Dynamical rigidity of stochastic Coulomb systems in infinite-dimensions

TL;DR

This paper demonstrates dynamical rigidity properties of infinite-dimensional Ginibre interacting Brownian motions, including uniqueness of solutions and subdiffusive behavior of tagged particles, advancing understanding of Coulomb systems in infinite dimensions.

Contribution

It introduces the concept of Coulomb random point fields and proves two key rigidity results for Ginibre interacting Brownian motions in infinite dimensions.

Findings

Ginibre interacting Brownian motion is a unique strong solution to two different stochastic differential equations.

Tagged particles in the system exhibit subdiffusive behavior.

Introduction of Coulomb random point fields and associated Brownian motions.

Abstract

This paper is based on the talk in "Probability Symposium" at Research Institute of Mathematical Sciences (Kyoto University) on 2013/12/18, and gives an announcement of some parts of the results in [1,8,10,11]. We show two instances of dynamical rigidity of Ginibre interacting Brownian motion in infinite dimensions. This stochastic dynamics is given by the infinite-dimensional stochastic differential equation describing infinite-many Brownian particles in the plane interacting through two-dimensional Coulomb potential.
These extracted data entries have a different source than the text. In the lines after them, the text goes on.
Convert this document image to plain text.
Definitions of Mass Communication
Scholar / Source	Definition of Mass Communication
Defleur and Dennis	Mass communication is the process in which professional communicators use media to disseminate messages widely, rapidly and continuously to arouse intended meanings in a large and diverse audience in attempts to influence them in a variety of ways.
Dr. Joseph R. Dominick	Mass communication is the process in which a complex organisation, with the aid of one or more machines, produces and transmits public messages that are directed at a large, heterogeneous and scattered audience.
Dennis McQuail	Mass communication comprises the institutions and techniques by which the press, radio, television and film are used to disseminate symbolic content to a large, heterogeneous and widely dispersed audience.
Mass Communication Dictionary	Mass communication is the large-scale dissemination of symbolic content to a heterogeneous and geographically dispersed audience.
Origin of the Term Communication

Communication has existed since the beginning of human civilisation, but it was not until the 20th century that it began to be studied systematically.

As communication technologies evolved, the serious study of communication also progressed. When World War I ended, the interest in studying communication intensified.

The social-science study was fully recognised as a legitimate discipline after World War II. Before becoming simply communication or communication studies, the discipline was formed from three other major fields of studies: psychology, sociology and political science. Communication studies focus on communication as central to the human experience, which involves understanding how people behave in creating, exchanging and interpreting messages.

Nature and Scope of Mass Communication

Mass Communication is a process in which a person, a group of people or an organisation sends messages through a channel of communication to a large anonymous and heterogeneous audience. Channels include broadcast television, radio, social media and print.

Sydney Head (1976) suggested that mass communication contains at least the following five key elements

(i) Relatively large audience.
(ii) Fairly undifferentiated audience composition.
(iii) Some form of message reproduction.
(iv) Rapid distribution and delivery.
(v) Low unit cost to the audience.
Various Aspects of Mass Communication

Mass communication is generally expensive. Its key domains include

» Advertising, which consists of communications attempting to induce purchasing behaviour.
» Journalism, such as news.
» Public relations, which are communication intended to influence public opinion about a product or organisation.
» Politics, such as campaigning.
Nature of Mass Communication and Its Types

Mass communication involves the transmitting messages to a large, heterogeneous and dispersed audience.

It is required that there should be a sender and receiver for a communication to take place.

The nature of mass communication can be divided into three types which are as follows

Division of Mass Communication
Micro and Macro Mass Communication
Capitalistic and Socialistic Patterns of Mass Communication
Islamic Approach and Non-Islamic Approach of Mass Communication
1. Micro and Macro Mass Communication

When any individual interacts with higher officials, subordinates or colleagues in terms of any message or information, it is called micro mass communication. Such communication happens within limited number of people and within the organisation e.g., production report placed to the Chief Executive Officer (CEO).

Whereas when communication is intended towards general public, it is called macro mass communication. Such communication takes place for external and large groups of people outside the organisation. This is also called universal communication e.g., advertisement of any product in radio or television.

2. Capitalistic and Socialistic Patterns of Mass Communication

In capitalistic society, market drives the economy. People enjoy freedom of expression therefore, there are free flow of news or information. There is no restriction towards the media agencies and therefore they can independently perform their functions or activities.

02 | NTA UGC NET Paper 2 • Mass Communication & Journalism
The first dynamical rigidity is that the Ginibre interacting Brownian motion is a unique, strong solution of two different infinite dimensional stochastic differential equations. The second shows that the tagged particles of Ginibre interacting Brownian motion are sub diffusive. We also propose the notion of "Coulomb random point fields" and the associated "Coulomb interacting Brownian motions".